In modern cellular systems, synchronous HARQ may be used for the uplink and asynchronous HARQ for the downlink. For that case, in the uplink, the subframe or transmission time interval (TTI) when the retransmission occurs is known at the base station receiver, while for the downlink, the base station scheduler has the freedom to choose the subframe or TTI for the retransmission dynamically. For both uplink and downlink, a single-bit HARQ feedback (ACK/NACK) is sent providing feedback about the success of the previous data unit transmission.
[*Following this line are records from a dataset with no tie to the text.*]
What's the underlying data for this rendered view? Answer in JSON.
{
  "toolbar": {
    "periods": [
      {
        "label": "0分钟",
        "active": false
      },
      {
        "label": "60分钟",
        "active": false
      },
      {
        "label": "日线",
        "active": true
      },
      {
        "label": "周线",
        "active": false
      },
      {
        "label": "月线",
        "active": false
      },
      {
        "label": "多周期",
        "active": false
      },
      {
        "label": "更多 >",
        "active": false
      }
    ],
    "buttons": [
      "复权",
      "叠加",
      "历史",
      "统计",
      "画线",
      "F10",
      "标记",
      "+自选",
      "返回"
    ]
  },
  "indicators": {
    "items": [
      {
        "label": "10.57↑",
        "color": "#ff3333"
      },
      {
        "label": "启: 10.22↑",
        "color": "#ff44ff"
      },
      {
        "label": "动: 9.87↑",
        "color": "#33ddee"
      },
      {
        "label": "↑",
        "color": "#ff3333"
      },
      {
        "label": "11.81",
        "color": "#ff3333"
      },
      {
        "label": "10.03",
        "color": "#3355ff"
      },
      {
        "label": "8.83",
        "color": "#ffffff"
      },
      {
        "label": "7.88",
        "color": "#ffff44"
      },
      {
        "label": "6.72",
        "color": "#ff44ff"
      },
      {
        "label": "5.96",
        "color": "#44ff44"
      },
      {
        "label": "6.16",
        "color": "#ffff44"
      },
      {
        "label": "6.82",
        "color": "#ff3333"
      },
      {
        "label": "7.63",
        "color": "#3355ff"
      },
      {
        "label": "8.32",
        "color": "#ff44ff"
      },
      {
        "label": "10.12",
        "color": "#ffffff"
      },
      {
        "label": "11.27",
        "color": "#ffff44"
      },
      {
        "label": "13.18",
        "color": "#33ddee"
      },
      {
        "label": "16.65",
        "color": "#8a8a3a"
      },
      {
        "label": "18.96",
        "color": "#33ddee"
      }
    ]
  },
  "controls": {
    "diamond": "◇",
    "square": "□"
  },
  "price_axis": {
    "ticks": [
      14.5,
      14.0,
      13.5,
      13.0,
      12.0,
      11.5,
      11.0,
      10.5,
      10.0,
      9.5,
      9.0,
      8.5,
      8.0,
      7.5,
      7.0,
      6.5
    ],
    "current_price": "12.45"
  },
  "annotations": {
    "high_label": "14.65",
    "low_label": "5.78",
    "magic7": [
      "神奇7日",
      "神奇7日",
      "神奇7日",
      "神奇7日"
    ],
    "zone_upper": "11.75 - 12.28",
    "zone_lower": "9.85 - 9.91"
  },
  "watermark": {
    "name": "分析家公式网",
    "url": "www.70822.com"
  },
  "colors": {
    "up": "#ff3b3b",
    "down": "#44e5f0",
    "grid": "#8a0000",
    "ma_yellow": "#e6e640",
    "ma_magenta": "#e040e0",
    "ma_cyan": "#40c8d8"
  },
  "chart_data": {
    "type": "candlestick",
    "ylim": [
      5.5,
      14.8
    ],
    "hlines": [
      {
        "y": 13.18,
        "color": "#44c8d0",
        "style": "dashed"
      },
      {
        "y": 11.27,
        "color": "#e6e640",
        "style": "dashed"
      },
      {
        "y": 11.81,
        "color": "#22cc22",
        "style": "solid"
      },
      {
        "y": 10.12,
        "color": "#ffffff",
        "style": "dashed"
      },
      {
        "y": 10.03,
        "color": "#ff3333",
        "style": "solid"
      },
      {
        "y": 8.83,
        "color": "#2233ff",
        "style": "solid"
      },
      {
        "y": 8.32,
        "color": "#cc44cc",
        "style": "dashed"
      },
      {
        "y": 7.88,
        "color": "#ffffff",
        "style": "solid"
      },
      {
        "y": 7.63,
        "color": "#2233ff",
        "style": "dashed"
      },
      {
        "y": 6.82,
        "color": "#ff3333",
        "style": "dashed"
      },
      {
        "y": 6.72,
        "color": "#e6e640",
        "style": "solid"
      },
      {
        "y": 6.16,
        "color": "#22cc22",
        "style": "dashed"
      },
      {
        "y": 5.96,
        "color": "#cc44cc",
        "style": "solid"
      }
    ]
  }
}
A problem created by introducing semi-persistent scheduling, as is currently proposed for LTE for example, is that a receiving UE cannot match-up a dynamically-scheduled retransmission of a HARQ process with the initially-transmitted HARQ process that was semi-persistently scheduled. If HARQ is operated in asynchronous mode, as is currently proposed for example in the LTE downlink, the problem is how the HARQ processes should be selected for semi-persistent scheduling. After a semi-persistent assignment, both the HARQ transmitter entity as well as the HARQ receiver entity would, for example, randomly pick an idle HARQ process with potentially different HARQ process IDs. The reason is that the eNB does not send an explicit assignment referring to a particular HARQ process ID. If the HARQ receiver can decode the information, it delivers the information to higher layers and acknowledges the reception. But if decoding fails, then the HARQ receiver sends a negative acknowledgement, and the HARQ transmitter issues a retransmission of that HARQ process. If the retransmission is scheduled dynamically (as in the LTE downlink), then the corresponding dynamic assignment must contain the identifier of the HARQ process. It is likely that the HARQ transmitter chose a HARQ process ID for the initial transmission that was different from the HARQ process ID selected by the HARQ receiver. Consequently, the HARQ receiver cannot match the dynamically retransmitted HARQ process unambiguously to a pending HARQ process. In fact, there may be multiple pending processes (persistently or dynamically scheduled) for which the receiver may not even have received the assignment. If different HARQ processes are used by the transmitter and the receiver, then the data may be erroneously soft-combined with other data and the transmitter can not correctly identify the HARQ ACK/NACK sent for the data. The failure to make this match thus significantly increases error rate and decreases throughput.